FARDC_familleDans ces mêmes colonnes, nous avons eu à stigmatiser et à condamner les saucissonnements et l'aliénation du patrimoine public de l'Etat par nous-mêmes les Congolais, à commencer par nos dirigeants. A ce propos, nous avons parlé, entre autres, de camps militaires dans lesquels et/ou autour desquels poussent, à présent comme des champignons, des cités et des quartiers commerciaux. Nous avons pris ici l'exemple du camp militaire de Kibomango, dans la banlieue-est de Kinshasa, dont une bonne partie, selon les informations disponibles, est déjà envahie par des malins. Malins inconnus, selon les mêmes informations, du ministère de la Défense nationale, de celui des Affaires foncières, de la ville de Kinshasa. Même des chefs coutumiers du coin, généralement suspectés par l'opinion nationale dans ce genre de magouille.

Nous avons évoqué également, dans la foulée, le cas, tout aussi préoccupant, de nos établissements d'enseignement, tous secteurs confondus. En effet, à l'instar des camps militaires, ces établissements perdent, chaque jour, leur patrimoine foncier au profit des mêmes malins, parmi lesquels l'on compte des autorités politico-administratives de ceux-ci. Ce vandalisme dans les rangs de l'élite nationale nous a conduit à nous poser la question suivante : cette manière d'agir est-elle vraiment la meilleure que nous avons trouvée pour assurer la grandeur de ce pays, ainsi que nous le chantons matin, midi, soir dans notre hymne national ?

Notons que le passage qui précède celui dans lequel nous nous engageons à assurer à notre pays cette grandeur proclame un autre engagement :celui de peupler le sol du même pays. Avouons donc qu'il y a une immense contradiction entre nos actes et ces deux engagements sacrés. D'abord, l'histoire ne connaît, jusqu'à preuve du contraire, aucun pays qui est devenu grand, libre et prospère sans une armée forte, saine de corps et d'esprit. Du moment que, ostensiblement et gaillardement, nous refusons donc à cette armée le droit d'avoir droit à un patrimoine foncier où elle peut vivre décemment et tranquillement, être formée et organiser ses loisirs, de génération en générations, nous faisons tout sauf travailler à la grandeur de cette République démocratique du Congo que nous prétendons chérir tant. Et pour laquelle, prétendons-nous toujours, nous sommes prêts à mourir ; quoi qu'il en soit et quoi qu'il en coûte.

S'agissant du peuplement de cette même Rdc, il nous semble, sauf erreur de notre part, que nous devrions savoir, avant toute chose, que l'acte qui donne la vie est et demeure un acte librement consenti- sauf dans des cas malheureux où la volonté humaine est mise à rude épreuve- et d'amour. Cela veut dire que les enfants que nous appelons au monde viennent pour être aimés et aidés dans tout le processus de leur autoréalisation et de leur épanouissement.
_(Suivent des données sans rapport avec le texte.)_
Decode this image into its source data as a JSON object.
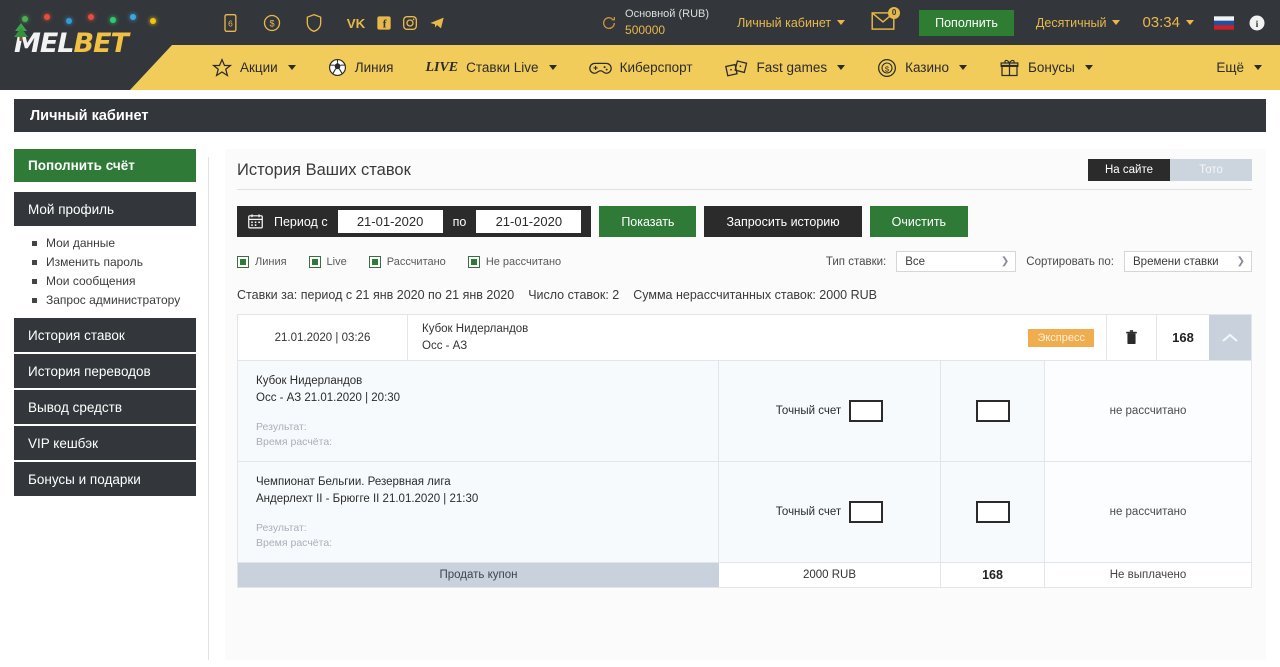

En conséquence, si réellement nous les aimons et voulons qu'ils grandissent pour la patrie, nous devrions, croyons-nous, être les premiers à être attentifs à l'héritage que nous leur laissons. En faisant en sorte naturellement que celui-ci soit le plus abondant et le plus remarquable possible. Un des éléments de cet héritage se trouve être incontestablement un secteur éducationnel robuste et, année après année, amélioré et compétitif.

Parmi les dirigeants congolais qui ont le mieux compris cela et qui s'efforcent, du mieux qu'ils peuvent, de le concrétiser dans les actes, il y a, selon nous, le gouverneur Mbatshi Batshia. En effet, on peut l'aimer ou ne pas l'aimer, le gouverneur du Bas-Congo a posé, par rapport à cette question qui nous occupe et nous préoccupe à la fois, un acte inédit marqué au coin d'un patriotisme et d'une responsabilité rares que, dans ce pays, beaucoup d'entre nous devraient lui envier.

A défaut de se dépasser pour faire et se comporter comme lui. Selon les informations diffusées au début de cette semaine, le gouverneur Mbatshi est en train de construire des maisons, pour les militaires, dans le camp militaire de Matadi.

Pour nous, peu importent la quantité et la qualité de ces maisons. Ce qui compte et force autant notre admiration que notre respect, ce sont la symbolique du geste et le geste lui-même : Mbatshi agit autrement que beaucoup d'entre nous. Alors, puisque, comme les autres, il ne s'est pas attribué ce camp pour en faire une cité et un quartier commercial pour lui-même et ses amis, puisque le bien doit être encouragé, célébré et sublimé, bravo Mbatshi Batshia.